Don’t have time to read the whole thing? I’ll summarise below
3 main reasons why I like this stock (leave your GME puns at the door):
Overall semiconductor market future
Finances and balance sheet
Cathie Wood investment
2 possible downsides:
Low future earnings forecasts
Recent price volatility
If you like these summaries, let me know by leaving a comment!
Almost everything requires a semiconductor now, and that will only grow further in the future, some of the biggest examples are:
The majority of mobile phones sold nowadays are smartphones, and while that growth has slowed down over the last few years, 1.5 billion a year are still sold.
The ecosystem surrounding mobile phones is growing rapidly, think tablets, smart watches, headphones, laptops, speakers.
Internet-of-things devices are booming, think Alexa, smart lighting, ovens, fridges,heating, mirrors etc.
Car technology (especially in electric cars) is mostly driven by semiconductor technology, shifting further and further away from analog technology
Gaming, from Playstations to VR headsets, again all require semiconductor technology
Even without COVID, supply cannot keep up. There have been huge shortages this year for semiconductors causing pinches everywhere (have you tried purchasing a PS5 recently?) meaning lots of pent-up demand, even without, a number of HUGE factories have been built or will be built that are expected to ramp up supply. examples of those:
List of all current fabrication plants to give you an idea of size of market
All of this will require automation and testing.

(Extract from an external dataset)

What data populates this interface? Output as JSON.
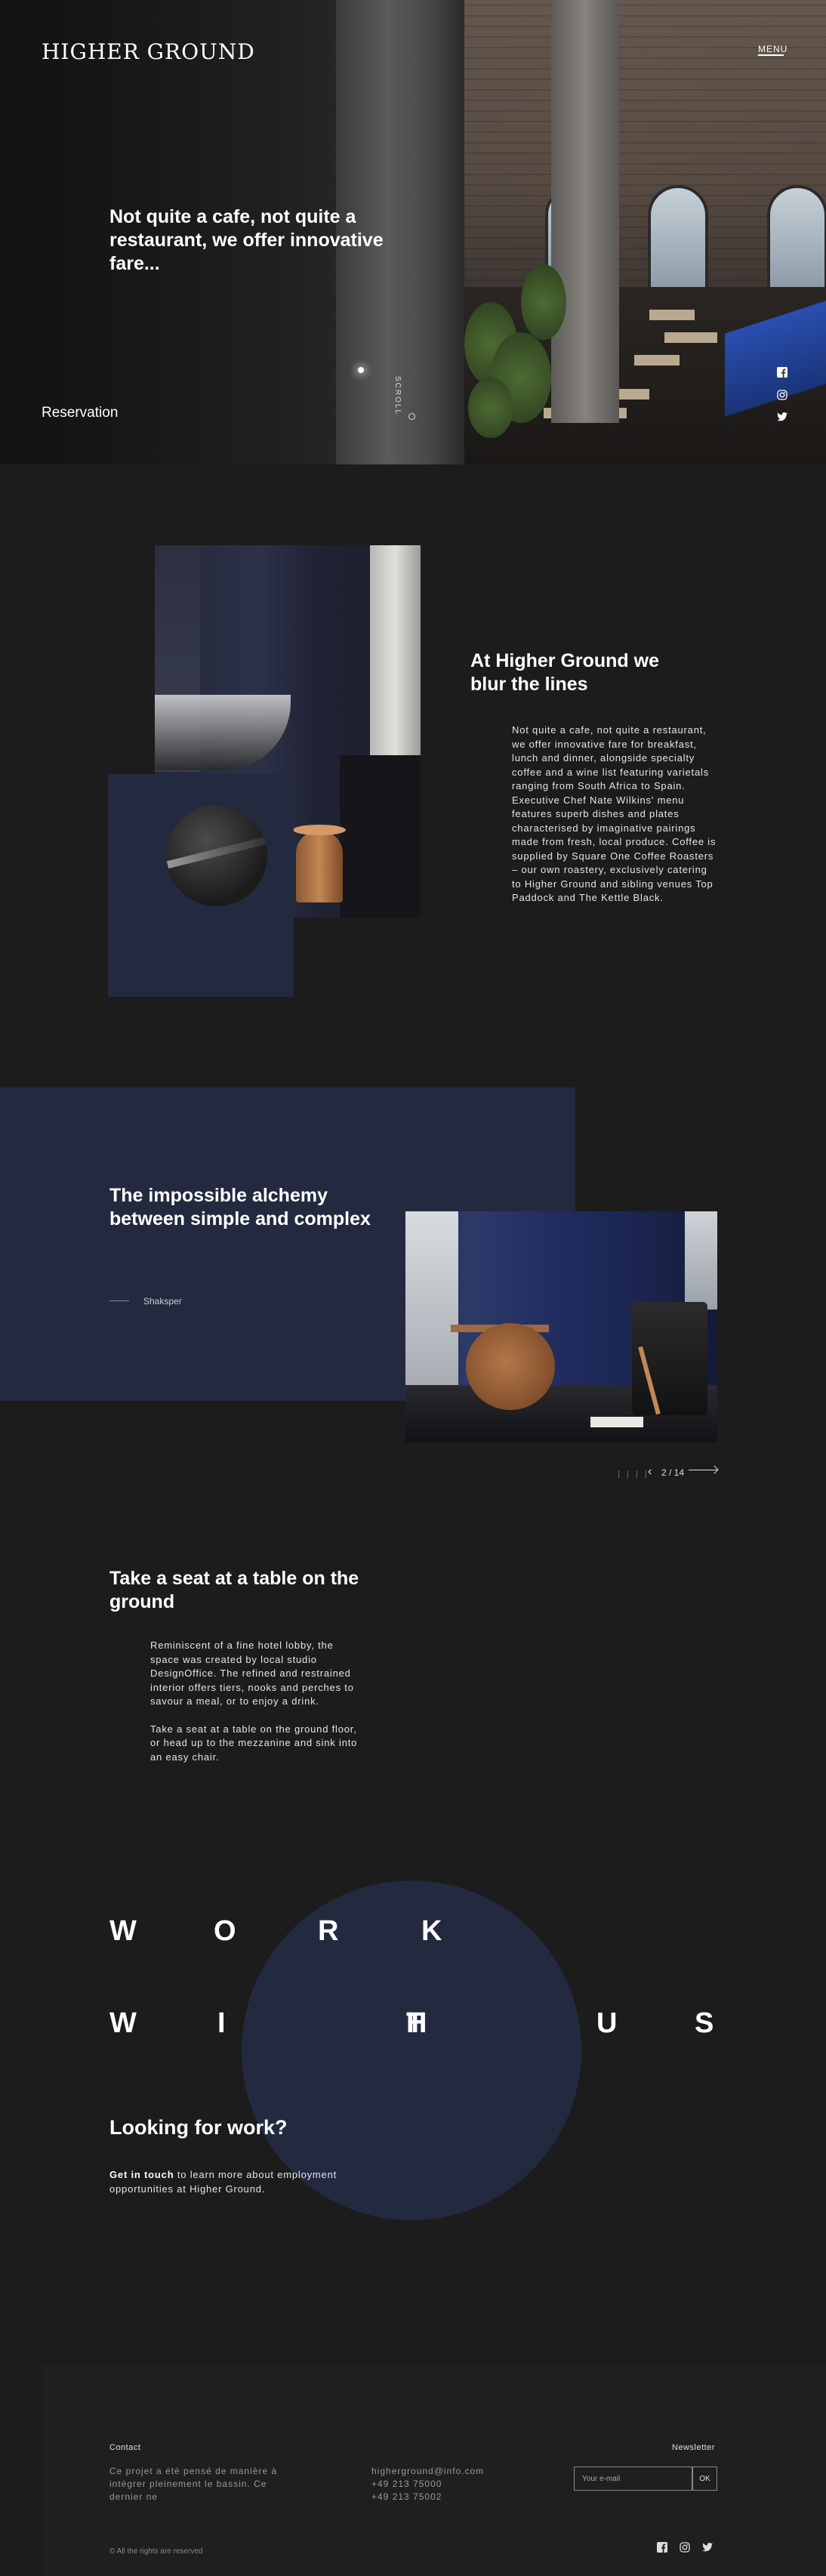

Long-term, it’s very safe to assume that irrespective of economic or technological shifts, semiconductor demand will not only sustain, but surge. A few things on the horizon that will likely affect this:
5G technology being rolled out worldwide
Space technology & tourism growth
AI & data technology
The biggest kicker? Teradyne provide the majority of the automation and testing for all of these sectors, meaning any growth here only benefits them.
Furthermore, to me they are also proofed from the whole “economy opening up means a move away from tech“ as it’s not like people will stop using electronic devices, unlike companies like Zoom which will see a big drop in usership as normality returns.
Even during a COVID year, Teradyne grew revenues from $2.29bn to $3.12bn, an increase of 36%.
They grew their net income even further, going from $467m to $784m, an increase of 67%.
Earnings per share (profit by number of shares) also grew, from $2.6 to $4.28 (+64%) last year which is astounding. (general consensus is anything above 25% growth is good).
When taking the price of the stock into account, and looking at Price-to-Earnings ratio (Price of the stock vs the earnings per share of a stock, the lower the better) Teradyne has a PE ratio of 24.9x, which is way better than the industry average of 38x.
From a debt position, Teradyne is very healthy with an equity-to-debt ratio (the lower the better, below 1 means more equity than debt) of 0.18.
Cathie Wood Investment
Cathie Wood, the very aggressive bullish investor whos ETF ARK Invest saw returns of 152% last year, has recently purchased a further 139,619 shares to add to the current position.
Extra purchasing here shows long-term confidence, as this was added after ARK had to rebalance and sell some Teradyne shares last year.
Some analysts are predicting modest future revenue growth at 5.8%, compared to the industry average of 16.2%.
Furthermore, the price this year has seen some large volatility, suffering from the sell-off that affected technology and growth stocks earlier this year. If more sell-offs ensue, this could cause the price to drop further in the short term.
Teradyne commands a large portion of a market that is only growing further every year. A financially healthy and well managed company, with high revenue and EPS growth, along with some strong investment backing. While there may be some volatility in the price of the stock short-term, long-term this company still has tremendous potential.